REPUBLIKA.CO.ID, JAKARTA -- Kepala Bidang Pembinaan dan Prestasi Pusat Persatuan Bulu Tangkis Seluruh Indonesia (PP PBSI) Susi Susanti mengakui Indonesia sebenarnya tidak setuju terkait kebijakan The Badminton World Federation (BWF) yang menerapkan aturan agar atlet mengikuti setidaknya 12 turnamen per tahun. Seluruh negara Asia bahkan Eropa juga sebenarnya menentang rancana kebijakan tersebut.
Indonesia dan hampir seluruh negara sedang mendiskusikan hal ini untuk selanjutnya menyampaikan keberatan kepada ke BWF.
"Jadi bukan protes, tapi mungkin memberi masukan ke BWF kalau diforsir, atlet kan juga manusia," kata Susy kepada Republika.co.id, Selasa (13/2).

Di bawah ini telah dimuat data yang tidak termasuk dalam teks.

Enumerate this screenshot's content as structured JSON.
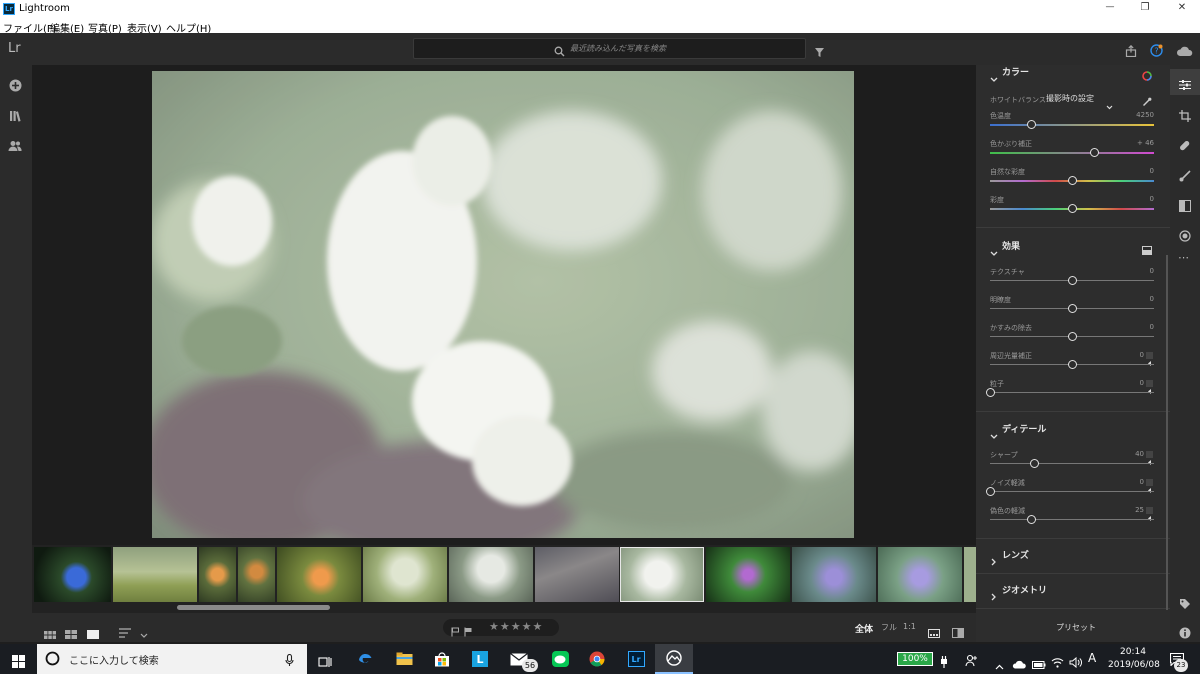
{
  "window": {
    "title": "Lightroom",
    "app_badge": "Lr",
    "controls": {
      "minimize": "—",
      "maximize": "❐",
      "close": "✕"
    }
  },
  "menu": [
    {
      "label": "ファイル(F)"
    },
    {
      "label": "編集(E)"
    },
    {
      "label": "写真(P)"
    },
    {
      "label": "表示(V)"
    },
    {
      "label": "ヘルプ(H)"
    }
  ],
  "header": {
    "logo": "Lr",
    "search_placeholder": "最近読み込んだ写真を検索"
  },
  "panel": {
    "color": {
      "title": "カラー",
      "white_balance_label": "ホワイトバランス",
      "white_balance_value": "撮影時の設定",
      "sliders": [
        {
          "label": "色温度",
          "value": "4250",
          "pos": 0.25
        },
        {
          "label": "色かぶり補正",
          "value": "+ 46",
          "pos": 0.64
        },
        {
          "label": "自然な彩度",
          "value": "0",
          "pos": 0.5
        },
        {
          "label": "彩度",
          "value": "0",
          "pos": 0.5
        }
      ]
    },
    "effects": {
      "title": "効果",
      "sliders": [
        {
          "label": "テクスチャ",
          "value": "0",
          "pos": 0.5
        },
        {
          "label": "明瞭度",
          "value": "0",
          "pos": 0.5
        },
        {
          "label": "かすみの除去",
          "value": "0",
          "pos": 0.5
        },
        {
          "label": "周辺光量補正",
          "value": "0",
          "pos": 0.5
        },
        {
          "label": "粒子",
          "value": "0",
          "pos": 0.0
        }
      ]
    },
    "detail": {
      "title": "ディテール",
      "sliders": [
        {
          "label": "シャープ",
          "value": "40",
          "pos": 0.27
        },
        {
          "label": "ノイズ軽減",
          "value": "0",
          "pos": 0.0
        },
        {
          "label": "偽色の軽減",
          "value": "25",
          "pos": 0.25
        }
      ]
    },
    "lens_title": "レンズ",
    "geometry_title": "ジオメトリ",
    "presets_label": "プリセット"
  },
  "bottom": {
    "zoom_options": [
      "全体",
      "フル",
      "1:1"
    ],
    "stars": "★★★★★"
  },
  "taskbar": {
    "search_placeholder": "ここに入力して検索",
    "mail_badge": "56",
    "battery": "100%",
    "ime": "A",
    "time": "20:14",
    "date": "2019/06/08",
    "notifications": "23"
  }
}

Susi menyatakan, ada denda bagi negara yang tidak mengikuti aturan itu. Tetapi Peraih The Badminton Hall of Fame 2004 itu menegaskan PBSI tidak akan memaksakan atlet kalau kondisi tidak memungkinkan. Atlet, menurutnya, juga dipersiapkan untuk jangka panjang. Sehingga bila penampilan diforsir, mereka rentan cedera.

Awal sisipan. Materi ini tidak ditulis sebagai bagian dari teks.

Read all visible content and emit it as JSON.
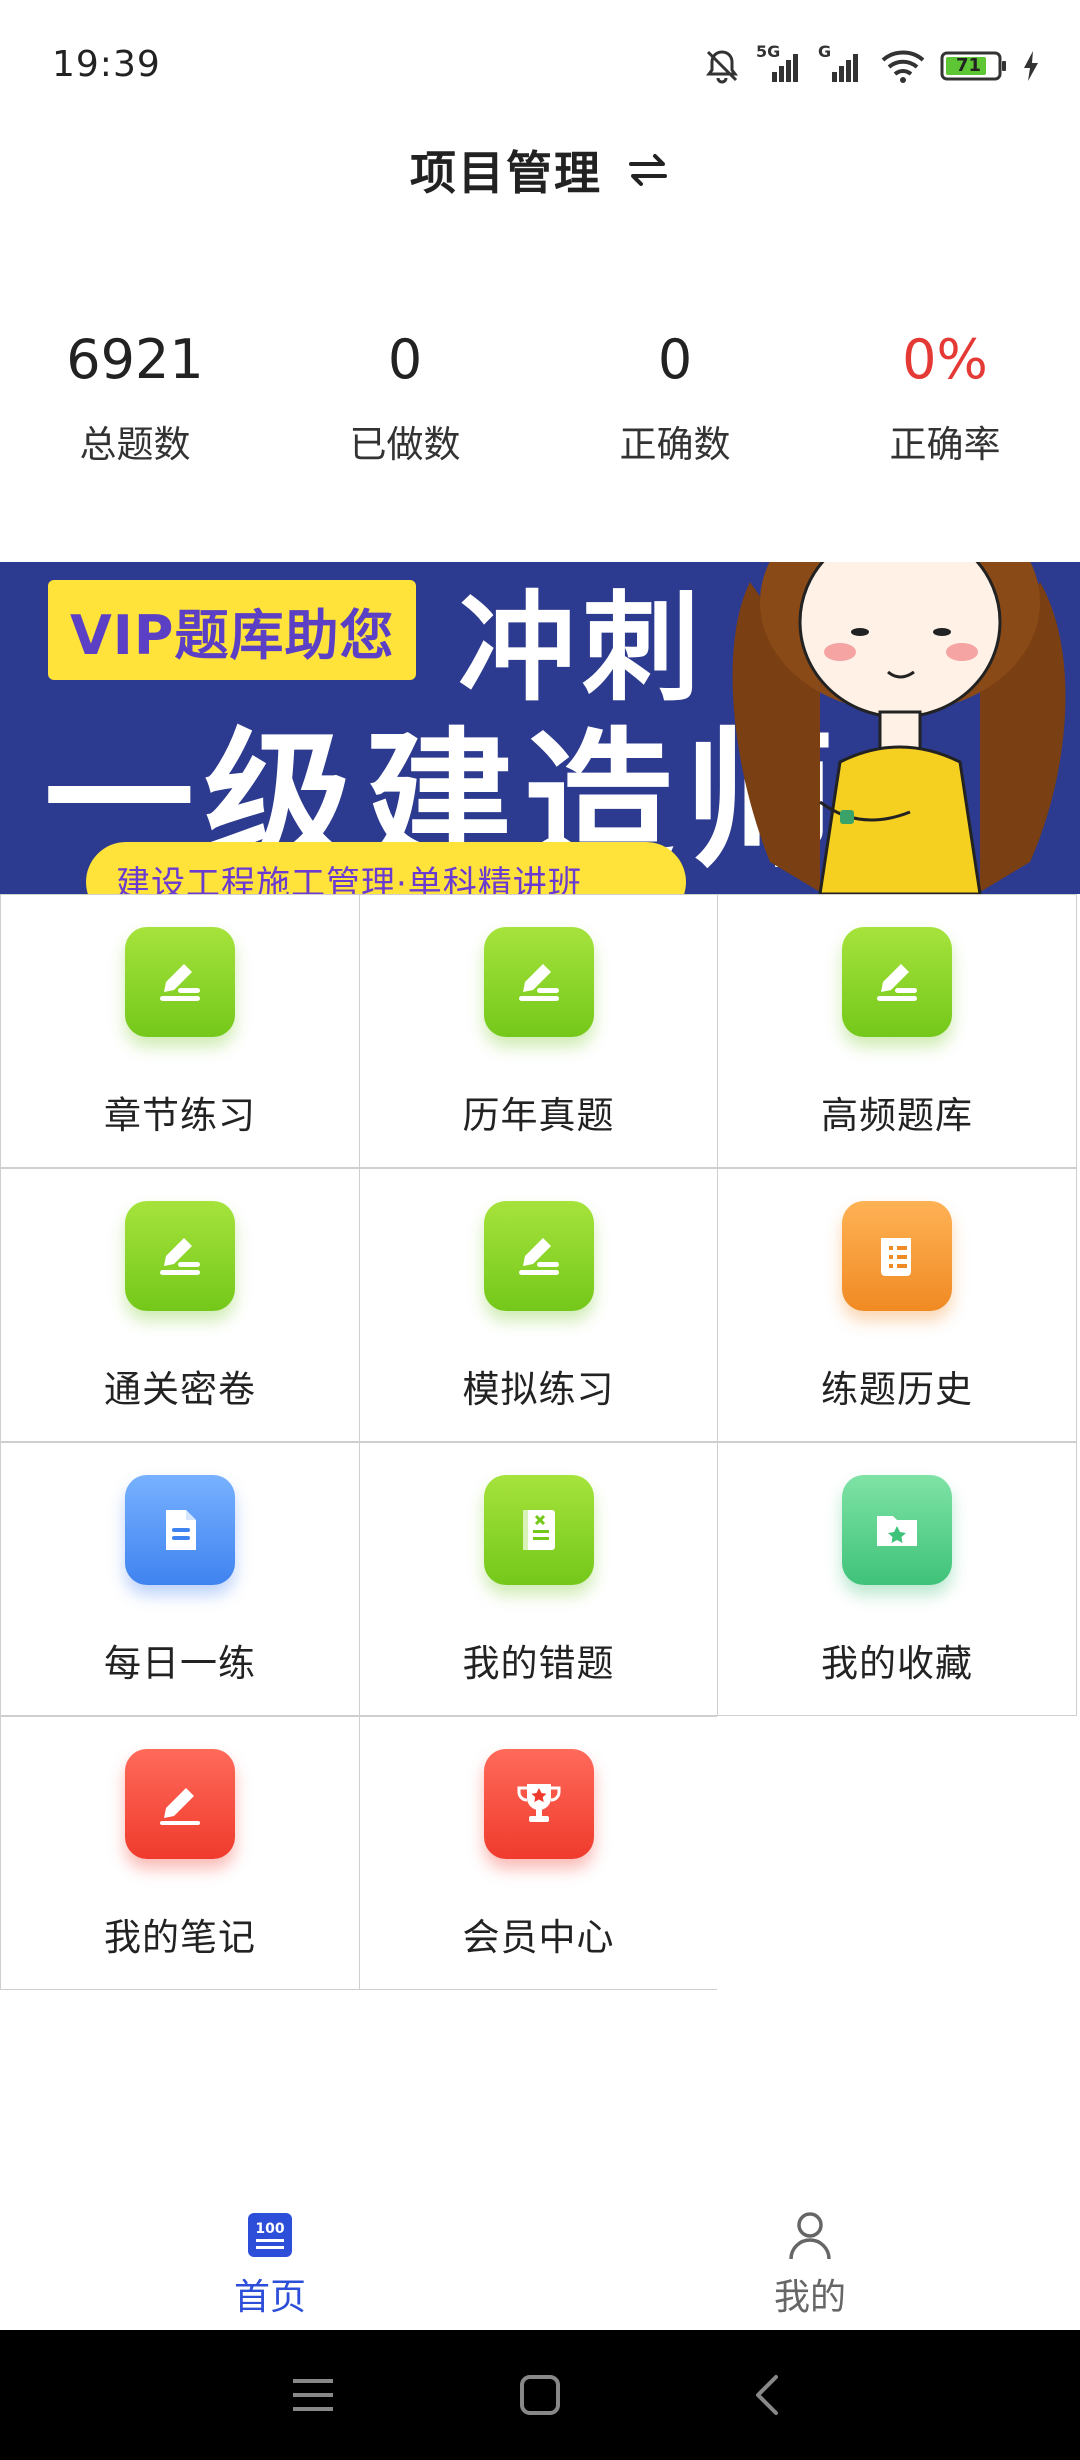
{
  "status_bar": {
    "time": "19:39",
    "network_5g": "5G",
    "network_g": "G",
    "battery": "71",
    "icons": [
      "bell-muted-icon",
      "signal-5g-icon",
      "signal-g-icon",
      "wifi-icon",
      "battery-icon",
      "charging-icon"
    ]
  },
  "header": {
    "title": "项目管理",
    "switch_icon": "swap-arrows-icon"
  },
  "stats": [
    {
      "value": "6921",
      "label": "总题数"
    },
    {
      "value": "0",
      "label": "已做数"
    },
    {
      "value": "0",
      "label": "正确数"
    },
    {
      "value": "0%",
      "label": "正确率"
    }
  ],
  "banner": {
    "pill": "VIP题库助您",
    "sprint": "冲刺",
    "main": "一级建造师",
    "sub": "建设工程施工管理·单科精讲班"
  },
  "grid": {
    "rows": [
      [
        {
          "label": "章节练习",
          "icon": "edit-pen-icon",
          "color": "#8bd62b"
        },
        {
          "label": "历年真题",
          "icon": "edit-pen-icon",
          "color": "#8bd62b"
        },
        {
          "label": "高频题库",
          "icon": "edit-pen-icon",
          "color": "#8bd62b"
        }
      ],
      [
        {
          "label": "通关密卷",
          "icon": "edit-pen-icon",
          "color": "#8bd62b"
        },
        {
          "label": "模拟练习",
          "icon": "edit-pen-icon",
          "color": "#8bd62b"
        },
        {
          "label": "练题历史",
          "icon": "scroll-list-icon",
          "color": "#f59b39"
        }
      ],
      [
        {
          "label": "每日一练",
          "icon": "document-icon",
          "color": "#5b9af5"
        },
        {
          "label": "我的错题",
          "icon": "error-book-icon",
          "color": "#8bd62b"
        },
        {
          "label": "我的收藏",
          "icon": "star-folder-icon",
          "color": "#4fcf8a"
        }
      ],
      [
        {
          "label": "我的笔记",
          "icon": "note-pen-icon",
          "color": "#f24a3a"
        },
        {
          "label": "会员中心",
          "icon": "trophy-icon",
          "color": "#f24a3a"
        }
      ]
    ]
  },
  "tabbar": {
    "tabs": [
      {
        "label": "首页",
        "icon": "home-100-icon",
        "active": true
      },
      {
        "label": "我的",
        "icon": "person-icon",
        "active": false
      }
    ],
    "active_color": "#2d4ed8"
  },
  "system_nav": {
    "icons": [
      "menu-icon",
      "home-square-icon",
      "back-icon"
    ]
  }
}
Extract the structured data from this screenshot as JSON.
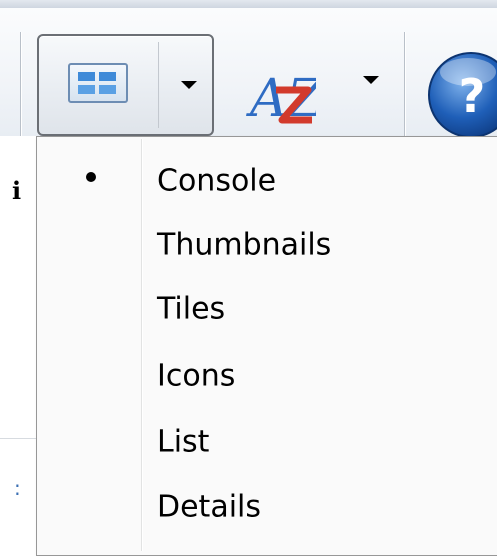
{
  "toolbar": {
    "view_button": {
      "icon": "views-icon",
      "arrow_icon": "chevron-down-icon"
    },
    "sort_button": {
      "icon": "sort-az-icon",
      "icon_text": "AZ",
      "arrow_icon": "chevron-down-icon"
    },
    "help_button": {
      "icon": "help-icon",
      "icon_text": "?"
    }
  },
  "background": {
    "partial_text_1": "i",
    "partial_text_2": ":"
  },
  "view_menu": {
    "selected_index": 0,
    "items": [
      {
        "label": "Console",
        "selected": true
      },
      {
        "label": "Thumbnails",
        "selected": false
      },
      {
        "label": "Tiles",
        "selected": false
      },
      {
        "label": "Icons",
        "selected": false
      },
      {
        "label": "List",
        "selected": false
      },
      {
        "label": "Details",
        "selected": false
      }
    ]
  },
  "colors": {
    "help_blue": "#1f5fb8",
    "sort_red": "#d23a2c",
    "sort_blue": "#2f6cc3",
    "views_blue": "#3e8ad8",
    "button_border": "#6b6f75",
    "menu_border": "#979797"
  }
}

Diperkirakan ada 15 hingga 16 kejuaraan, termasuk multievent, Commenwealth, Olimpiade, Piala Thomas Uber, dan lainnya dalam satu tahunnya. Susy berharap BWF nantinya mendengar masukan dari negara-negara yang komplain. Ia berharap kebijakan BWF lebih fleksibel, tak sekadar kepentingan sponsor, pendapatan, ataupun keramaian turnamen.

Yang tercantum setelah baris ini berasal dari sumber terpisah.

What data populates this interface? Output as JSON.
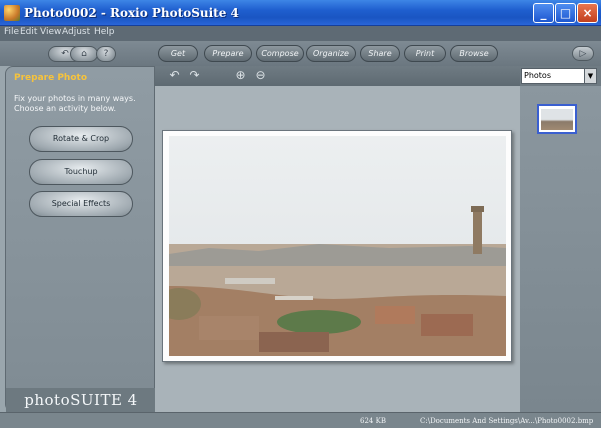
{
  "window": {
    "title": "Photo0002 - Roxio PhotoSuite 4"
  },
  "menu": {
    "file": "File",
    "edit": "Edit",
    "view": "View",
    "adjust": "Adjust",
    "help": "Help"
  },
  "toolbar": {
    "get": "Get",
    "prepare": "Prepare",
    "compose": "Compose",
    "organize": "Organize",
    "share": "Share",
    "print": "Print",
    "browse": "Browse"
  },
  "left_panel": {
    "title": "Prepare Photo",
    "description": "Fix your photos in many ways. Choose an activity below.",
    "buttons": [
      "Rotate & Crop",
      "Touchup",
      "Special Effects"
    ],
    "brand": "photoSUITE 4"
  },
  "right_panel": {
    "selected_value": "Photos"
  },
  "status": {
    "size": "624 KB",
    "path": "C:\\Documents And Settings\\Av...\\Photo0002.bmp"
  },
  "icons": {
    "undo": "undo-icon",
    "redo": "redo-icon",
    "zoom_in": "zoom-in-icon",
    "zoom_out": "zoom-out-icon",
    "back": "back-arrow-icon",
    "home": "home-icon",
    "help": "help-icon",
    "forward": "forward-icon"
  },
  "colors": {
    "title_bar": "#1f5fcf",
    "panel_title": "#f6c33c",
    "close_button": "#c2401e"
  }
}
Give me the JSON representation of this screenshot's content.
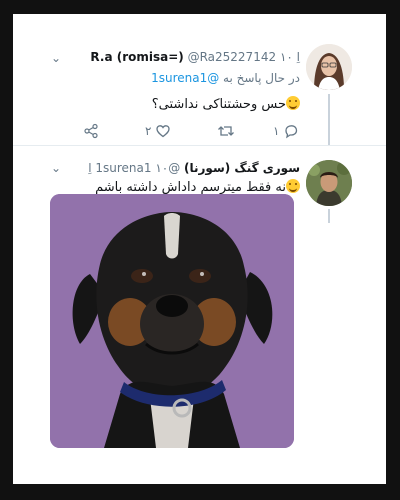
{
  "tweet1": {
    "name": "R.a (romisa=)",
    "handle": "@Ra25227142",
    "time": "۱۰ اِ",
    "reply_prefix": "در حال پاسخ به",
    "reply_mention": "@1surena1",
    "text": "حس وحشتناکی نداشتی؟",
    "actions": {
      "reply_count": "۱",
      "retweet_count": "",
      "like_count": "۲"
    }
  },
  "tweet2": {
    "name": "سوری گنگ (سورنا)",
    "handle": "@1surena1",
    "time": "۱۰ اِ",
    "text": "نه فقط میترسم داداش داشته باشم"
  },
  "icons": {
    "chevron": "chevron-down-icon",
    "reply": "reply-icon",
    "retweet": "retweet-icon",
    "like": "heart-icon",
    "share": "share-icon"
  },
  "colors": {
    "accent": "#1b95e0",
    "muted": "#657786",
    "text": "#14171a",
    "photo_bg": "#8f6fa8"
  }
}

BWF mewajibkan para pemain tunggal yang ada di peringkat 15 besar dunia dan ganda di 10 besar dunia, untuk setidaknya mengikuti 12 turnamen BWF World Tour. Ke-12 turnamen itu terdiri dari tiga turnamen level 2, lima turnamen level 3, serta empat dari tujuh turnamen level 4.